John Mallinckrodt is getting me closer to the explanation, I believe.
What I need now is a statement of Bernoulli's principle. I can't seem
to find it codified anywhere, and I have been assuming that it is the
popular one I have seen quoted which states that the pressure on a
surface which has an airstream moving past it is reduced from the
hydrostatic pressure in the airstream by an amount which increases
monotonically with relative velocity. Perhaps I am being a bull in a
china shop here. I don't know what Bernoulli's principle is because I
never invoke it to explain anything; I have never been particularly
satisfied by explanations based on it, and I have others which are
more satisfying to me. If some of the students who ask me are not at
the level appropriate to my explanation then I let curve balls and
other related phenomena remain mysterious to them, like the standard
model of elementary particles is to me.
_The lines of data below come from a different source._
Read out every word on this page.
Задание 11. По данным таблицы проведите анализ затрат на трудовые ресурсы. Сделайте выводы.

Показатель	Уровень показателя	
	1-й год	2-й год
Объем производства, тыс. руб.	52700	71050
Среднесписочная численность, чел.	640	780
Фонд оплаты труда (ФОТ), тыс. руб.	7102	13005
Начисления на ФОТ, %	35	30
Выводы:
I know that others may teach
*both* these topics to their students, but I have lots more things I
can actually get students to understand.
OK, so John has convinced me that my understanding of Bernoulli's
principle is defective. I accept that, and now I want one of the
Bernoulli defenders to give me a statement of the principle I can
understand, a real teaching challenge, I'd say.
Incidentally, the Bernoulli's equation I do know about assumes
inviscid and incompressible laminar flow. Bernoulli (one or another
member of the family) had nothing to say about the problem of curve
balls in that equation (or theorem). As my calculation showed, this
is really a problem in turbulent fluid flow.